This poem appears in the 2007 anthology Whatever Remembers Us: An Anthology of Alabama Poetry.
Gemma used to be wild,
a river dog culled from a culvert under
highway 49. We sleep in a
farmhouse built on a foundation
of adzed timbers, a house of old
books. When daylight rouses me
from night sweats and I
mutter, "It can’t be morning,"
when Gemma howls with a passing train
and the mail truck honks
as it backs into a cold slot –
then I remember that there are things we have forgotten,
the smell of blood,
white fragment of bone,
forest dew, the silence of the moon,
She only hunts in the early morning,
a black cloud drifting over grass,
her kitchen filled with gleaming knives.
She carries her kill to the dining room
where the ceiling fan whirs, my dining
room too, replete with roses and broccoli,
tomatoes and tall glasses of water,
a brocade curtain, a lithograph
by Lebadang, eprouve artiste, a room
where a vegetarian eats side by side
with a river dog, a room with heavy oak chairs
and a blood-stained carpet.
I walk through the pre-dawn
toward the bathroom, barefoot, chilled,
heavy with sleep and rebirth,
dragging a satchel of stony phrases
snagged from a dream of forgetting, forgetting
a crucial word.
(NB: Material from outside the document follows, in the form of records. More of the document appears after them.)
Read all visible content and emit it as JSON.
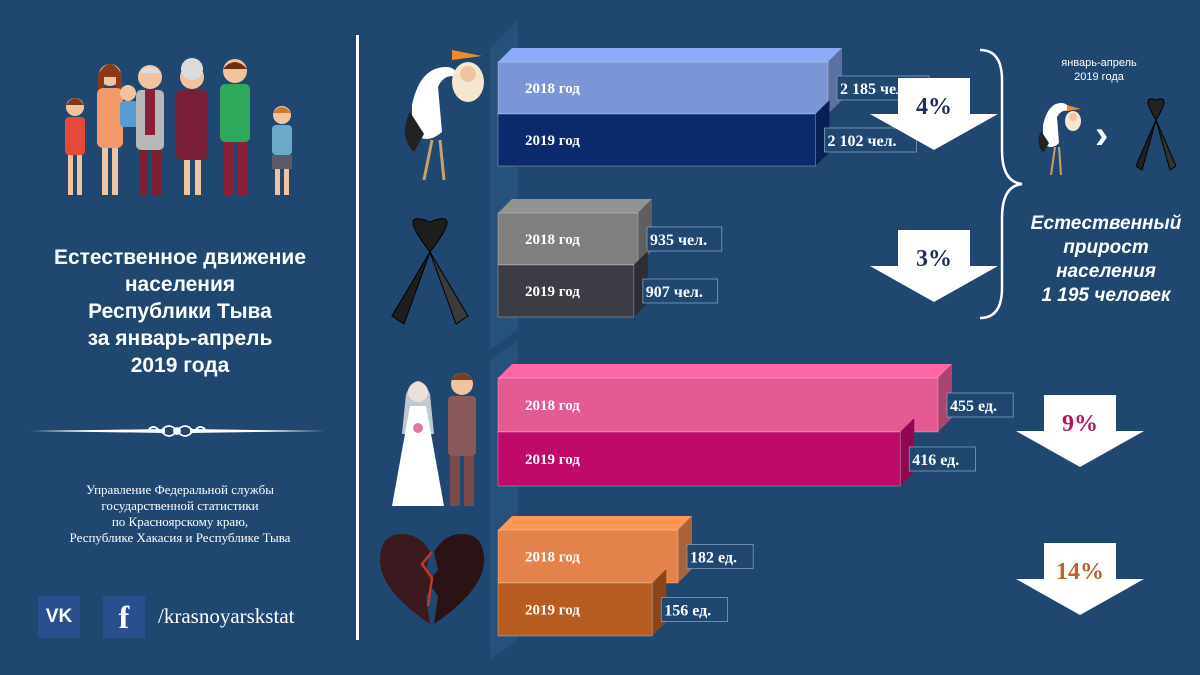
{
  "title": {
    "line1": "Естественное движение",
    "line2": "населения",
    "line3": "Республики Тыва",
    "line4": "за январь-апрель",
    "line5": "2019 года"
  },
  "org": {
    "line1": "Управление Федеральной службы",
    "line2": "государственной статистики",
    "line3": "по Красноярскому краю,",
    "line4": "Республике Хакасия и Республике Тыва"
  },
  "social": {
    "vk": "VK",
    "fb": "f",
    "handle": "/krasnoyarskstat"
  },
  "side": {
    "period_line1": "январь-апрель",
    "period_line2": "2019 года",
    "growth_line1": "Естественный",
    "growth_line2": "прирост",
    "growth_line3": "населения",
    "growth_line4": "1 195 человек"
  },
  "colors": {
    "background": "#1f4770",
    "births_2018": "#7b95d6",
    "births_2019": "#0b2a6e",
    "deaths_2018": "#7f7f7f",
    "deaths_2019": "#3c3c44",
    "marriages_2018": "#e45a93",
    "marriages_2019": "#bf0a6a",
    "divorces_2018": "#e3824a",
    "divorces_2019": "#b85d22",
    "pct_marriages": "#b0175f",
    "pct_divorces": "#c0602a"
  },
  "chart_data": {
    "type": "bar",
    "orientation": "horizontal",
    "groups": [
      {
        "key": "births",
        "icon": "stork-icon",
        "change_label": "4%",
        "bars": [
          {
            "year": "2018 год",
            "value": 2185,
            "label": "2 185 чел."
          },
          {
            "year": "2019 год",
            "value": 2102,
            "label": "2 102 чел."
          }
        ]
      },
      {
        "key": "deaths",
        "icon": "mourning-ribbon-icon",
        "change_label": "3%",
        "bars": [
          {
            "year": "2018 год",
            "value": 935,
            "label": "935 чел."
          },
          {
            "year": "2019 год",
            "value": 907,
            "label": "907 чел."
          }
        ]
      },
      {
        "key": "marriages",
        "icon": "wedding-couple-icon",
        "change_label": "9%",
        "bars": [
          {
            "year": "2018 год",
            "value": 455,
            "label": "455 ед."
          },
          {
            "year": "2019 год",
            "value": 416,
            "label": "416 ед."
          }
        ]
      },
      {
        "key": "divorces",
        "icon": "broken-heart-icon",
        "change_label": "14%",
        "bars": [
          {
            "year": "2018 год",
            "value": 182,
            "label": "182 ед."
          },
          {
            "year": "2019 год",
            "value": 156,
            "label": "156 ед."
          }
        ]
      }
    ]
  }
}
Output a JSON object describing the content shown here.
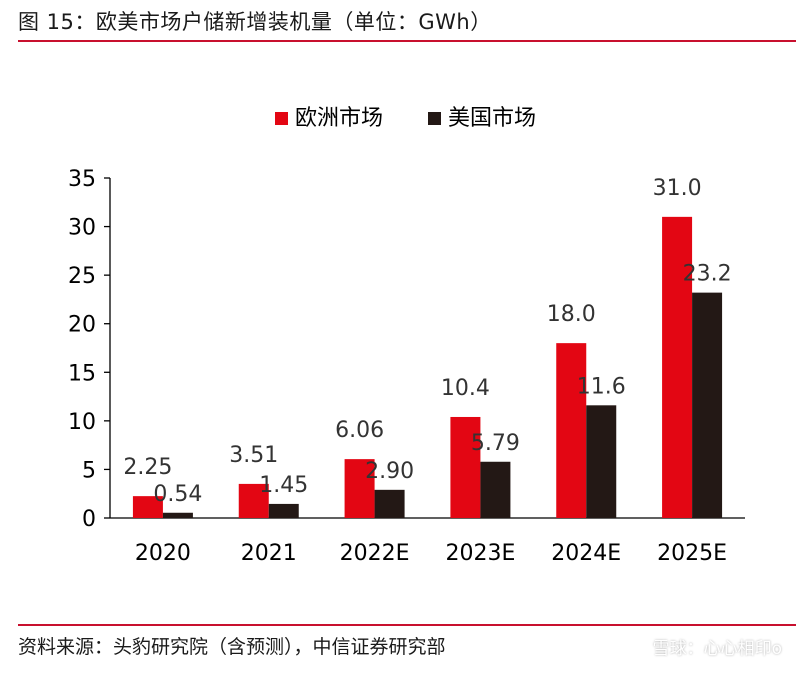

I see the shape first, dim
in the non-light, a branch towed inside for gnawing,
then small greasy mounds, another twig,
a slim gray toothpick. I pull the light cord
and find an ear, a meaty spine. I sniff,
wait for tears or a churned stomach. Instead
I am engulfed by a river, a river
that swallows gristle and fur,
muscle, heart, bone
Gemma sleeps bloated on the back porch.
I clear her remnants, scrub her woolen plate.
I crouch beside her, stroke her neck.